Nous étions 110 policiers
d'intervention sur le terrain, dont 70 du Raid.
[8] Avez-vous des techniques d'intervention
particulières?
L'engagement du Raid et de la BRI est
un engagement total mais nos hommes ne sont pas suicidaires et on a mis au
point des techniques d'intervention particulières. Mais ça
pose problème de travailler sur des gens qui portent des gilets explosifs.
[9]
Ça pose quels problèmes?
On est obligé de rester à distance car effectivement il ne
faut pas que l'on se fasse péter.
[10]
Est-ce que cette nouvelle forme de terrorisme va modifier vos techniques
d'intervention?
On les a déjà modifiées. On s'est
servi de l'expérience de nos amis étrangers et notamment des techniques
utilisées en Israël mais aussi dans d'autres pays. Ce sont des techniques pour
essayer d'avoir le moins de dégâts possibles avec un kamikaze.

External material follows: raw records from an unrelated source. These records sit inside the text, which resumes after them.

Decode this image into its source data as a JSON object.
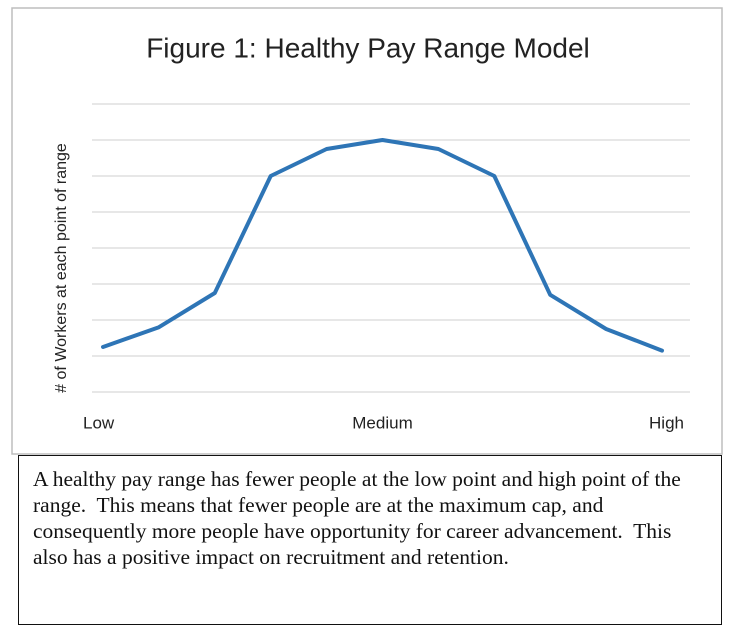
{
  "chart_data": {
    "type": "line",
    "title": "Figure 1: Healthy Pay Range Model",
    "ylabel": "# of Workers at each point of range",
    "categories": [
      "Low",
      null,
      null,
      null,
      null,
      "Medium",
      null,
      null,
      null,
      null,
      "High"
    ],
    "series": [
      {
        "color": "#2e75b6",
        "values": [
          1.25,
          1.8,
          2.75,
          6,
          6.75,
          7,
          6.75,
          6,
          2.7,
          1.75,
          1.15
        ]
      }
    ],
    "ylim": [
      0,
      8
    ],
    "yticks": [
      0,
      1,
      2,
      3,
      4,
      5,
      6,
      7,
      8
    ],
    "grid": true
  },
  "caption": "A healthy pay range has fewer people at the low point and high point of the range.  This means that fewer people are at the maximum cap, and consequently more people have opportunity for career advancement.  This also has a positive impact on recruitment and retention."
}
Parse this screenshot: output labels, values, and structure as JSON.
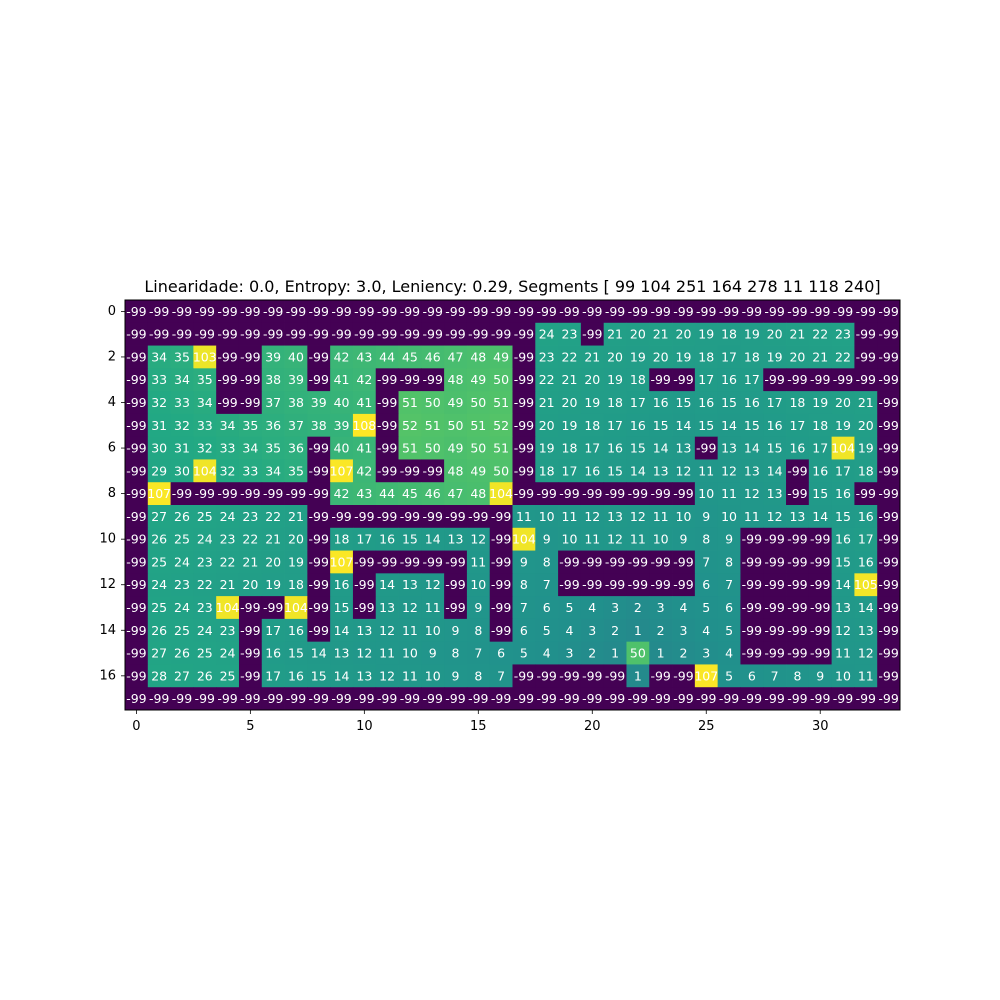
{
  "chart_data": {
    "type": "heatmap",
    "title": "Linearidade: 0.0, Entropy: 3.0, Leniency: 0.29, Segments [ 99 104 251 164 278  11 118 240]",
    "xlabel": "",
    "ylabel": "",
    "x_ticks": [
      0,
      5,
      10,
      15,
      20,
      25,
      30
    ],
    "y_ticks": [
      0,
      2,
      4,
      6,
      8,
      10,
      12,
      14,
      16
    ],
    "colormap": "viridis",
    "vmin": -99,
    "vmax": 108,
    "colors": {
      "low": "#440154",
      "high": "#fde725"
    },
    "grid": false,
    "annotated": true,
    "values": [
      [
        -99,
        -99,
        -99,
        -99,
        -99,
        -99,
        -99,
        -99,
        -99,
        -99,
        -99,
        -99,
        -99,
        -99,
        -99,
        -99,
        -99,
        -99,
        -99,
        -99,
        -99,
        -99,
        -99,
        -99,
        -99,
        -99,
        -99,
        -99,
        -99,
        -99,
        -99,
        -99,
        -99,
        -99
      ],
      [
        -99,
        -99,
        -99,
        -99,
        -99,
        -99,
        -99,
        -99,
        -99,
        -99,
        -99,
        -99,
        -99,
        -99,
        -99,
        -99,
        -99,
        -99,
        24,
        23,
        -99,
        21,
        20,
        21,
        20,
        19,
        18,
        19,
        20,
        21,
        22,
        23,
        -99,
        -99
      ],
      [
        -99,
        34,
        35,
        103,
        -99,
        -99,
        39,
        40,
        -99,
        42,
        43,
        44,
        45,
        46,
        47,
        48,
        49,
        -99,
        23,
        22,
        21,
        20,
        19,
        20,
        19,
        18,
        17,
        18,
        19,
        20,
        21,
        22,
        -99,
        -99
      ],
      [
        -99,
        33,
        34,
        35,
        -99,
        -99,
        38,
        39,
        -99,
        41,
        42,
        -99,
        -99,
        -99,
        48,
        49,
        50,
        -99,
        22,
        21,
        20,
        19,
        18,
        -99,
        -99,
        17,
        16,
        17,
        -99,
        -99,
        -99,
        -99,
        -99,
        -99
      ],
      [
        -99,
        32,
        33,
        34,
        -99,
        -99,
        37,
        38,
        39,
        40,
        41,
        -99,
        51,
        50,
        49,
        50,
        51,
        -99,
        21,
        20,
        19,
        18,
        17,
        16,
        15,
        16,
        15,
        16,
        17,
        18,
        19,
        20,
        21,
        -99
      ],
      [
        -99,
        31,
        32,
        33,
        34,
        35,
        36,
        37,
        38,
        39,
        108,
        -99,
        52,
        51,
        50,
        51,
        52,
        -99,
        20,
        19,
        18,
        17,
        16,
        15,
        14,
        15,
        14,
        15,
        16,
        17,
        18,
        19,
        20,
        -99
      ],
      [
        -99,
        30,
        31,
        32,
        33,
        34,
        35,
        36,
        -99,
        40,
        41,
        -99,
        51,
        50,
        49,
        50,
        51,
        -99,
        19,
        18,
        17,
        16,
        15,
        14,
        13,
        -99,
        13,
        14,
        15,
        16,
        17,
        104,
        19,
        -99
      ],
      [
        -99,
        29,
        30,
        104,
        32,
        33,
        34,
        35,
        -99,
        107,
        42,
        -99,
        -99,
        -99,
        48,
        49,
        50,
        -99,
        18,
        17,
        16,
        15,
        14,
        13,
        12,
        11,
        12,
        13,
        14,
        -99,
        16,
        17,
        18,
        -99
      ],
      [
        -99,
        107,
        -99,
        -99,
        -99,
        -99,
        -99,
        -99,
        -99,
        42,
        43,
        44,
        45,
        46,
        47,
        48,
        104,
        -99,
        -99,
        -99,
        -99,
        -99,
        -99,
        -99,
        -99,
        10,
        11,
        12,
        13,
        -99,
        15,
        16,
        -99,
        -99
      ],
      [
        -99,
        27,
        26,
        25,
        24,
        23,
        22,
        21,
        -99,
        -99,
        -99,
        -99,
        -99,
        -99,
        -99,
        -99,
        -99,
        11,
        10,
        11,
        12,
        13,
        12,
        11,
        10,
        9,
        10,
        11,
        12,
        13,
        14,
        15,
        16,
        -99
      ],
      [
        -99,
        26,
        25,
        24,
        23,
        22,
        21,
        20,
        -99,
        18,
        17,
        16,
        15,
        14,
        13,
        12,
        -99,
        104,
        9,
        10,
        11,
        12,
        11,
        10,
        9,
        8,
        9,
        -99,
        -99,
        -99,
        -99,
        16,
        17,
        -99
      ],
      [
        -99,
        25,
        24,
        23,
        22,
        21,
        20,
        19,
        -99,
        107,
        -99,
        -99,
        -99,
        -99,
        -99,
        11,
        -99,
        9,
        8,
        -99,
        -99,
        -99,
        -99,
        -99,
        -99,
        7,
        8,
        -99,
        -99,
        -99,
        -99,
        15,
        16,
        -99
      ],
      [
        -99,
        24,
        23,
        22,
        21,
        20,
        19,
        18,
        -99,
        16,
        -99,
        14,
        13,
        12,
        -99,
        10,
        -99,
        8,
        7,
        -99,
        -99,
        -99,
        -99,
        -99,
        -99,
        6,
        7,
        -99,
        -99,
        -99,
        -99,
        14,
        105,
        -99
      ],
      [
        -99,
        25,
        24,
        23,
        104,
        -99,
        -99,
        104,
        -99,
        15,
        -99,
        13,
        12,
        11,
        -99,
        9,
        -99,
        7,
        6,
        5,
        4,
        3,
        2,
        3,
        4,
        5,
        6,
        -99,
        -99,
        -99,
        -99,
        13,
        14,
        -99
      ],
      [
        -99,
        26,
        25,
        24,
        23,
        -99,
        17,
        16,
        -99,
        14,
        13,
        12,
        11,
        10,
        9,
        8,
        -99,
        6,
        5,
        4,
        3,
        2,
        1,
        2,
        3,
        4,
        5,
        -99,
        -99,
        -99,
        -99,
        12,
        13,
        -99
      ],
      [
        -99,
        27,
        26,
        25,
        24,
        -99,
        16,
        15,
        14,
        13,
        12,
        11,
        10,
        9,
        8,
        7,
        6,
        5,
        4,
        3,
        2,
        1,
        50,
        1,
        2,
        3,
        4,
        -99,
        -99,
        -99,
        -99,
        11,
        12,
        -99
      ],
      [
        -99,
        28,
        27,
        26,
        25,
        -99,
        17,
        16,
        15,
        14,
        13,
        12,
        11,
        10,
        9,
        8,
        7,
        -99,
        -99,
        -99,
        -99,
        -99,
        1,
        -99,
        -99,
        107,
        5,
        6,
        7,
        8,
        9,
        10,
        11,
        -99
      ],
      [
        -99,
        -99,
        -99,
        -99,
        -99,
        -99,
        -99,
        -99,
        -99,
        -99,
        -99,
        -99,
        -99,
        -99,
        -99,
        -99,
        -99,
        -99,
        -99,
        -99,
        -99,
        -99,
        -99,
        -99,
        -99,
        -99,
        -99,
        -99,
        -99,
        -99,
        -99,
        -99,
        -99,
        -99
      ]
    ]
  }
}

[11] C'est éprouvant pour les nerfs des hommes…
Oui, des hommes mais aussi des chefs. Vous êtes en train de
commander une colonne et vous allez demander à vos gars d'aller au contact sur
des individus qui sont prêts à se donner la mort.
Si cette série continue, le comportement de mes hommes
restera le même. Si on arrive à conserver du temps de repos, ça se passera
bien. Là, on est en train de gérer la fatigue et le repos.